The Tempest, Shakespeare’s Globe, London – review

It was tempting fate to open the new summer season at the Globe Theatre with The Tempest: all too often the weather joins in the special effects. But the storm clouds stayed away on opening night – aptly, for this is remarkably sunny Tempest. Jeremy Herrin, directing, teases every comic moment out of Shakespeare’s text, finding laughs in unexpected places. It makes for a very enjoyable evening, though not one that attempts to fathom the depths of this great and mysterious play.

Central to the reading is Roger Allam’s Prospero. In beard and breeches, he often comes over as an exasperated schoolteacher. Allam is a master of the sceptical pause and he uses it beautifully here – his Prospero seems a kindly, sardonic, bookish presence, keenly aware that his great project might founder any moment. His rich voice, comic timing and touching anxiety over the blossoming relationship between his daughter Miranda and the shipwrecked Ferdinand make him poignantly humane, as does his evident regret as he relinquishes his power. His performance and Herrin’s exuberant staging remind us throughout of the play’s deliberate theatricality and the fact that Prospero’s rough magic mirrors that of a dramatist as he drives events.

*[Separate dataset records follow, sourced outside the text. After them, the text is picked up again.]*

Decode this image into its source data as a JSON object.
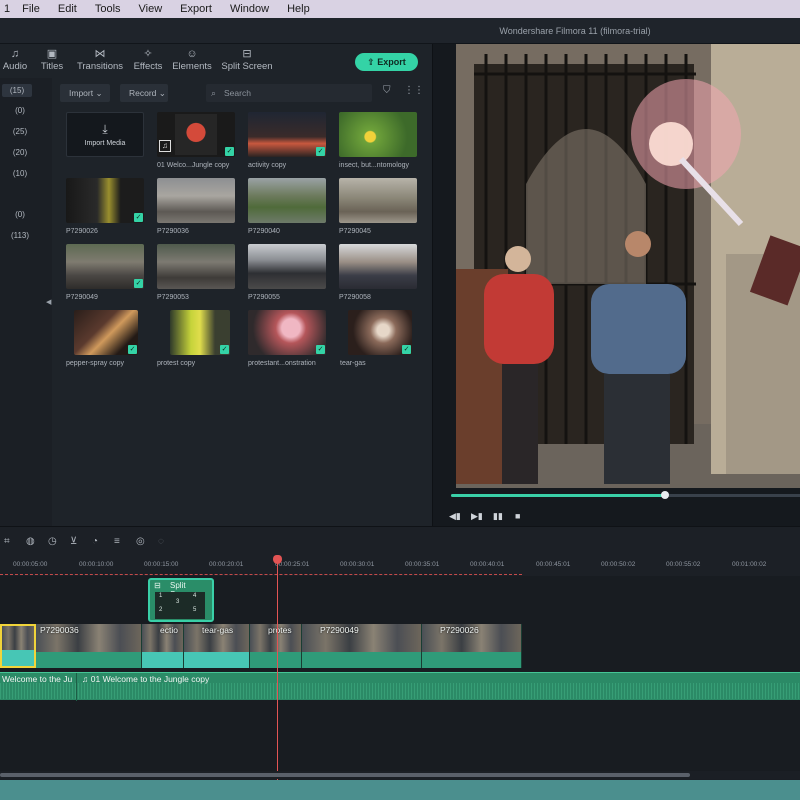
{
  "menubar": {
    "items": [
      "1",
      "File",
      "Edit",
      "Tools",
      "View",
      "Export",
      "Window",
      "Help"
    ]
  },
  "window": {
    "title": "Wondershare Filmora 11 (filmora-trial)"
  },
  "toolbar": {
    "tabs": [
      {
        "label": "Audio",
        "icon": "music-note-icon"
      },
      {
        "label": "Titles",
        "icon": "titles-icon"
      },
      {
        "label": "Transitions",
        "icon": "transitions-icon"
      },
      {
        "label": "Effects",
        "icon": "effects-sparkle-icon"
      },
      {
        "label": "Elements",
        "icon": "elements-icon"
      },
      {
        "label": "Split Screen",
        "icon": "split-screen-icon"
      }
    ],
    "export_label": "Export",
    "export_color": "#34d3a6"
  },
  "categories": [
    "(15)",
    "(0)",
    "(25)",
    "(20)",
    "(10)",
    "(0)",
    "(113)"
  ],
  "filters": {
    "import_label": "Import",
    "record_label": "Record",
    "search_placeholder": "Search"
  },
  "media": {
    "import_label": "Import Media",
    "items": [
      {
        "name": "01 Welco...Jungle copy"
      },
      {
        "name": "activity copy"
      },
      {
        "name": "insect, but...ntomology"
      },
      {
        "name": "P7290026"
      },
      {
        "name": "P7290036"
      },
      {
        "name": "P7290040"
      },
      {
        "name": "P7290045"
      },
      {
        "name": "P7290049"
      },
      {
        "name": "P7290053"
      },
      {
        "name": "P7290055"
      },
      {
        "name": "P7290058"
      },
      {
        "name": "pepper-spray copy"
      },
      {
        "name": "protest copy"
      },
      {
        "name": "protestant...onstration"
      },
      {
        "name": "tear-gas"
      }
    ]
  },
  "player": {
    "progress": 0.61
  },
  "timeline": {
    "ticks": [
      "00:00:05:00",
      "00:00:10:00",
      "00:00:15:00",
      "00:00:20:01",
      "00:00:25:01",
      "00:00:30:01",
      "00:00:35:01",
      "00:00:40:01",
      "00:00:45:01",
      "00:00:50:02",
      "00:00:55:02",
      "00:01:00:02"
    ],
    "split_label": "Split Screen",
    "split_cells": [
      "1",
      "3",
      "4",
      "2",
      "5"
    ],
    "clips": [
      "P7290036",
      "ectio",
      "tear-gas",
      "protes",
      "P7290049",
      "P7290026"
    ],
    "audio_label_1": "Welcome to the Ju",
    "audio_label_2": "01 Welcome to the Jungle copy"
  }
}
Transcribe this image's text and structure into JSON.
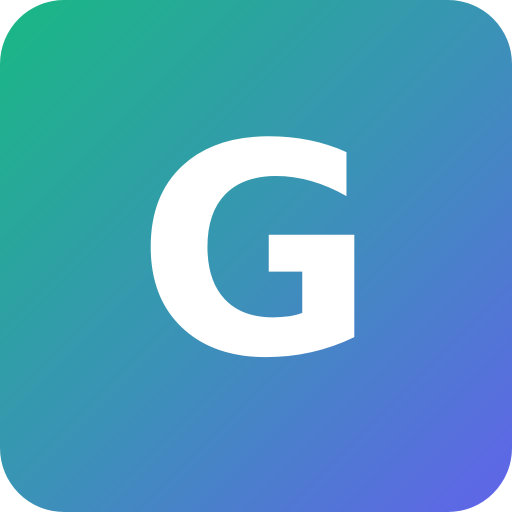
{
  "app_icon": {
    "letter": "G",
    "colors": {
      "gradient_start": "#19b884",
      "gradient_mid": "#3a93b6",
      "gradient_end": "#6163ea",
      "letter": "#ffffff"
    }
  }
}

What we don’t get is engagement with the deeper, darker waters of the play, with Prospero’s troubling treatment of Caliban and Ariel, for example. There’s the smugness of the colonial who presumes that his control is justified by his assumed superiority, but nothing too disturbing. And James Garnon’s Caliban, though he sets up a great comic rapport with the crowd, doesn’t mine the full bitter pathos of the role. The grubby conniving of the shipwrecked nobles doesn’t hit home either, or the profound psychological movement of the play in which every character undergoes a sea change and each man finds himself, as Gonzalo observes, “when no man was his own”.

It lacks depth and danger then, but this is a beguiling production, full of playful ingenuity and mischievous humour. And it finds the real magic in the lovers, whose union will effect reconciliation and free everyone from the past. Jessie Buckley’s spontaneous, unaffected Miranda and Joshua James’ gawky, eager Ferdinand are very sweet and funny. With Colin Morgan’s enigmatic, sorrowful Ariel climbing athletically round the set and sound effects rolling round the auditorium to ensure that the aisles, as well as the isle, are full of noises, this is a production that revels, like Prospero, in the revels.